Confronted by the Hopes’ references to genetics, the loss of biodiversity and the creation of monocultures, “viewers can reach their own conclusions,” Hope says.
For instance, inspiration for Allegory of the Monoceros came from the famed 15th-century Unicorn Tapestries at New York’s Metropolitan Museum that helped to decode symbols embedded in medieval art. Monoceros depicts a garden filled with medicinal botanicals, including opium poppy and a few others with potential for harm. “We wanted our tapestry to reveal subtexts of our current times,” Hope explains.
The tapestry’s central motif — a “tree of life” whose branches imitate Darwin’s first sketch of evolutionary paths — also contains Eden’s proverbial snake. But the snake is two-headed, like the medical industry’s intertwined helical symbol that, ironically, “is derived from the staff of the Greek god Hermes, who protected both merchants and thieves,” Hope says.
Endangered species such as the golden toad and honeybees circle genetically engineered corn, and Dolly the sheep and her clone from the 1990s also appear, suggesting a new and perhaps pernicious era of science.
The second tapestry, Allegory of the Infinite Mortal, highlights controversial scientific and religious ideas through the ages, symbolized by a “fountain of youth” spouting LSD, shamanistic animals and Asian demonic avatars as well as images from the Hubble telescope. Simultaneously it honors those who have advanced our knowledge of time and space, including Ada Lovelace and Charles Babbage, who inspired modern computing, and Brahmagupta, the 17th-century Indian mathematician/ astronomer credited with the concept of zero and negative numbers.
The final tapestry, Allegory of the Prisoner’s Dilemma, features a tower composed of monuments such as ancient pyramids, Roman aqueducts, Istanbul’s Hagia Sophia, Angkor Wat in Cambodia and the Chrysler building — edifices that celebrate human optimism and cooperation. But the artists also slyly include the Tower of Babel as a symbol of hubris.

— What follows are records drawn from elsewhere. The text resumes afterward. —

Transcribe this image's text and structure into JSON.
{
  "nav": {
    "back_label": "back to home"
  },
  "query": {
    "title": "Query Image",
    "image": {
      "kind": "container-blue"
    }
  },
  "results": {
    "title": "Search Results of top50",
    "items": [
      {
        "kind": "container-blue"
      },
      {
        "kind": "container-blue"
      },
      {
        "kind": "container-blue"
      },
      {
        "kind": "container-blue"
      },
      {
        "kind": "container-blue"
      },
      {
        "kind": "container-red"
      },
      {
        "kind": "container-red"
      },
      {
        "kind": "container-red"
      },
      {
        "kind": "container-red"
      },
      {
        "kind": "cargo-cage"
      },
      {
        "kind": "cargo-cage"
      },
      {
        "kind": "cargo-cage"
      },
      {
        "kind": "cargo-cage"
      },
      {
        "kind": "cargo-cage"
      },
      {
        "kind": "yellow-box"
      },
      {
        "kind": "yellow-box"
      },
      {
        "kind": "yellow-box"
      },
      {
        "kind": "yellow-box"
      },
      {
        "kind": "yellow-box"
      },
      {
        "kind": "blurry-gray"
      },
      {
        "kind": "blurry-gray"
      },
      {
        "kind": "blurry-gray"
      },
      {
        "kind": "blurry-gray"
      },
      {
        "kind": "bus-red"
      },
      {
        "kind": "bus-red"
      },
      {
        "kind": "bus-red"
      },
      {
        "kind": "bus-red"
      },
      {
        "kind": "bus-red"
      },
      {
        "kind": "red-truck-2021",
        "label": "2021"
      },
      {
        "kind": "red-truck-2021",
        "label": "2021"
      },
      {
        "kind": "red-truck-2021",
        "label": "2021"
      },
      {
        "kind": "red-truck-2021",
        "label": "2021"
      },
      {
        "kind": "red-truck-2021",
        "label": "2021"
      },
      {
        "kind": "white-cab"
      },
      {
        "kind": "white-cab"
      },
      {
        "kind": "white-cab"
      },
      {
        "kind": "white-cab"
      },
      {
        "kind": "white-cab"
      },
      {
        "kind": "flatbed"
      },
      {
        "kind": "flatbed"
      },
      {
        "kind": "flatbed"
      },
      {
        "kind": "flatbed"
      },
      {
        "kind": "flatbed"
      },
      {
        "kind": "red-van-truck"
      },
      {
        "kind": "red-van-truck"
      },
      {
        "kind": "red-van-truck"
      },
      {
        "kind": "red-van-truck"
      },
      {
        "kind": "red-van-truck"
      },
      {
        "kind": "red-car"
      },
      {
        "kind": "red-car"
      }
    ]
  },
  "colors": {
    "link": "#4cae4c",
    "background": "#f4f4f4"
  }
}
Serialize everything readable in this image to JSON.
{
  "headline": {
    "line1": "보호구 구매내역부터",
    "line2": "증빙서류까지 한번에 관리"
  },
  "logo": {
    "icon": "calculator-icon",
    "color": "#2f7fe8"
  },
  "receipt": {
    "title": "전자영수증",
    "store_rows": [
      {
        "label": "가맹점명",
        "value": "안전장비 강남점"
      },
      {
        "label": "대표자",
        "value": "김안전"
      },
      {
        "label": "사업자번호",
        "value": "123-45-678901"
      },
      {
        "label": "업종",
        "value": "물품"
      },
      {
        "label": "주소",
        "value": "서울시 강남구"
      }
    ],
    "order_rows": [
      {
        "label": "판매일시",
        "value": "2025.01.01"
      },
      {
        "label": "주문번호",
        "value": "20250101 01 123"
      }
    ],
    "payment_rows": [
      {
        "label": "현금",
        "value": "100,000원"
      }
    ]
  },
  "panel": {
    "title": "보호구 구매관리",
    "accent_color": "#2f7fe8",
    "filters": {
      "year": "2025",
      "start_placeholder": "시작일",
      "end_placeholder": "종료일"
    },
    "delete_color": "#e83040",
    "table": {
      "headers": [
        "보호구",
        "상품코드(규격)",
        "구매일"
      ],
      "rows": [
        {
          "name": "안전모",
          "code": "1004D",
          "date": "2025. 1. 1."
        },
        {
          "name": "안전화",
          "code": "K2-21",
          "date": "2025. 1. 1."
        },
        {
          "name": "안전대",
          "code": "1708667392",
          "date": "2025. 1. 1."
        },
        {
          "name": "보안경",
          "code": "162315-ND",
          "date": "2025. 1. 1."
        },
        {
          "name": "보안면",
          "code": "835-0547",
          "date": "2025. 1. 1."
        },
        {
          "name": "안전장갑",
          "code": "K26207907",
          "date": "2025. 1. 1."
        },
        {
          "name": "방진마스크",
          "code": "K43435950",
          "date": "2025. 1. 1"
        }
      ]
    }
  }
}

More than a decade ago, New York’s Lyonswier Gallery displayed Hope’s first solo show. Since 2007, his sometimes interactive but always elaborately crafted, kinetic and digitally inspired art has been represented by San Francisco’s Catharine Clark Gallery. This past spring that gallery hosted a re-installation of The Woulds, which the Hopes co-created in 2017 for Jewish Folktales Retold: Artist as Maggid at the Contemporary Jewish Museum. It’s an immersive forest-like environment of wood and mirror sculptures enhanced with ceramic birds, recorded birdsongs and changing light effects to meld fantasy and reality.
“In a way, all my works are ‘centering’ devices,” Hope says. “They invite contemplation about the driving philosophies of our time: spirituality, science and the disruptive changes brought about by the internet.”